Pierwszy z nich jest bardzo tradycyjny. Kiedy nie mamy odpowiednich
narzędzi bądź z jakichś względów sami nie możemy przystąpić do zmiany
koła zawsze powinniśmy zadzwonić po pomoc drogową. Od tego właśnie ona
jest. By pomagać kierowcom w trudnych sytuacjach. Wymiana przebitego
koła z pomocą specjalistów zajmie zaledwie kilka minut, a do tego nie
będzie kosztowała zbyt wiele. Ale co zrobić, kiedy nie mamy przy sobie
pieniędzy bądź najzwyczajniej w świecie nie chcemy nikomu płacić za
wymianę koła? Z takiej sytuacji również mamy wyjście, z którego coraz
częściej i chętniej korzystają polscy kierowcy.
To kupienie zawczasu tak zwanego koła
zapasowego w sprayu. Jest to pojemnik pod ciśnieniem z wężykiem, który
dokręcamy do wentyla przebitej opony (wentyl należy ustawić pionowo).
Następnie naciskamy spust i czekamy, aż preparat napompuje nam koło
(zazwyczaj jest to nieco niższe ciśnienie niż zalecane, ale bezpieczne).

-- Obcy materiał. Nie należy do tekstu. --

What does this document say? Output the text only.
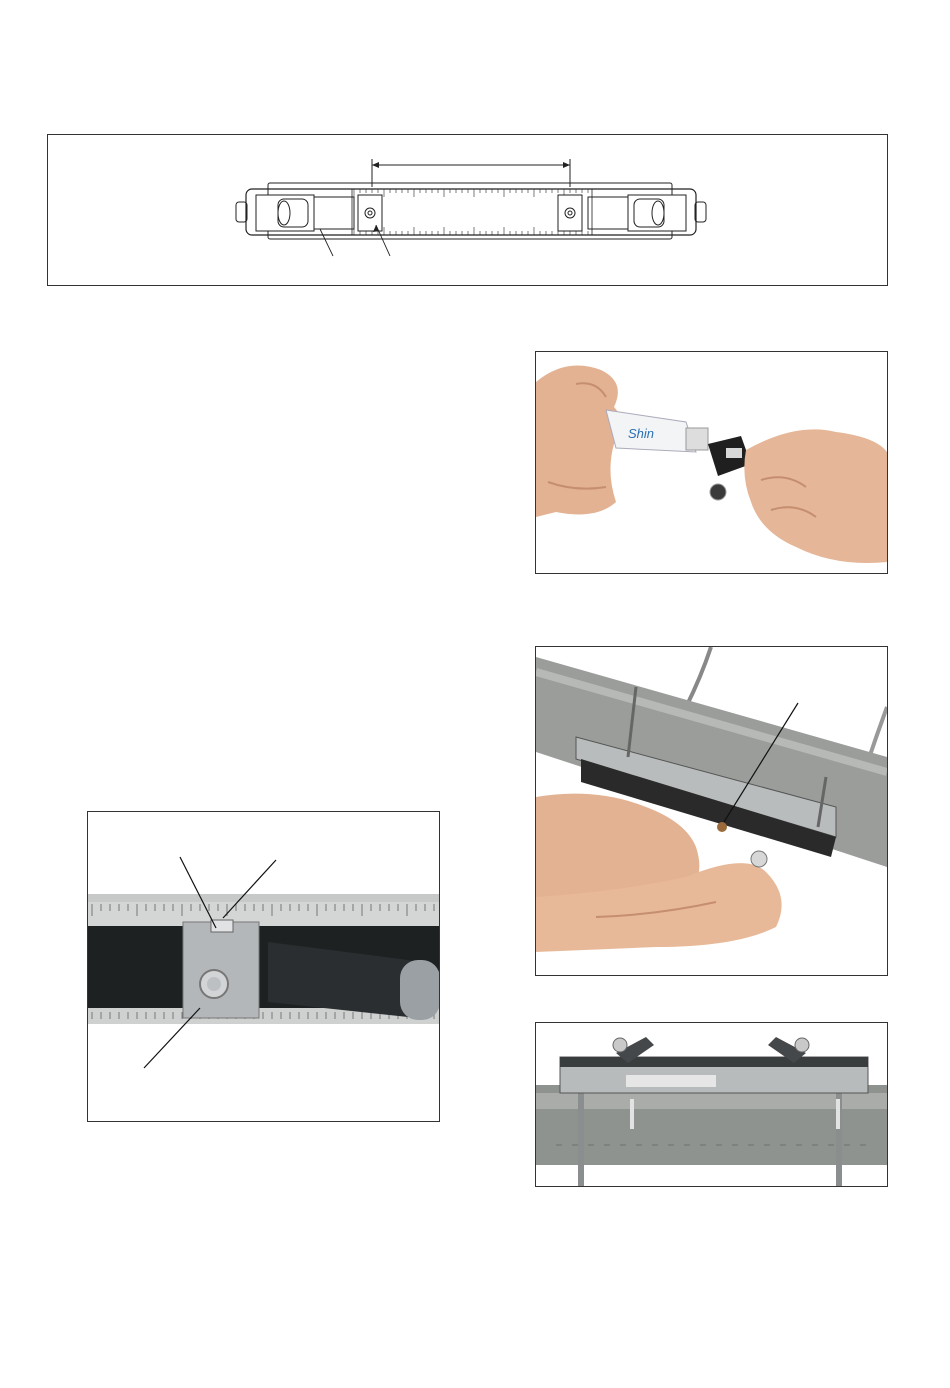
Shin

Po takim zabiegu od razu ruszamy z miejsca by równomiernie rozprowadzić
środek po oponie. Po kilku kilometrach zatrzymujemy się i kontrolujemy
stan opony. Jeśli wszystko jest w porządku możemy kontynuować podróż z
prędkością nie większą niż 45-50 kilometrów na godzinę. Oczywiście
powinniśmy udać się zaraz do najbliższego warsztatu wulkanizatora.
Specjalistę musimy też powiadomić o tym, że w oponie znajduje się
łatwopalny gaz. A teraz najlepsze – opakowanie 400 ml produktu wystarcza
na załatanie opony o wielkości do 15 cali. Koszt zakupu preparatu
również nie jest wysoki. To zazwyczaj zaledwie kilkanaście złotych.
Dostępny jest on w sklepach motoryzacyjnych i na stacjach benzynowych.
Jak zatem widać mamy alternatywę. Możemy
skorzystać z pomocy drogowej lub załatać oponę samemu. I wcale nie
potrzebujemy do tego odpowiednich narzędzi. Nie musimy się tez brudzić.
To doskonałe rozwiązanie na dzisiejsze czasy, z którego nie tylko Polacy
korzystają coraz częściej. Szerokiej drogi!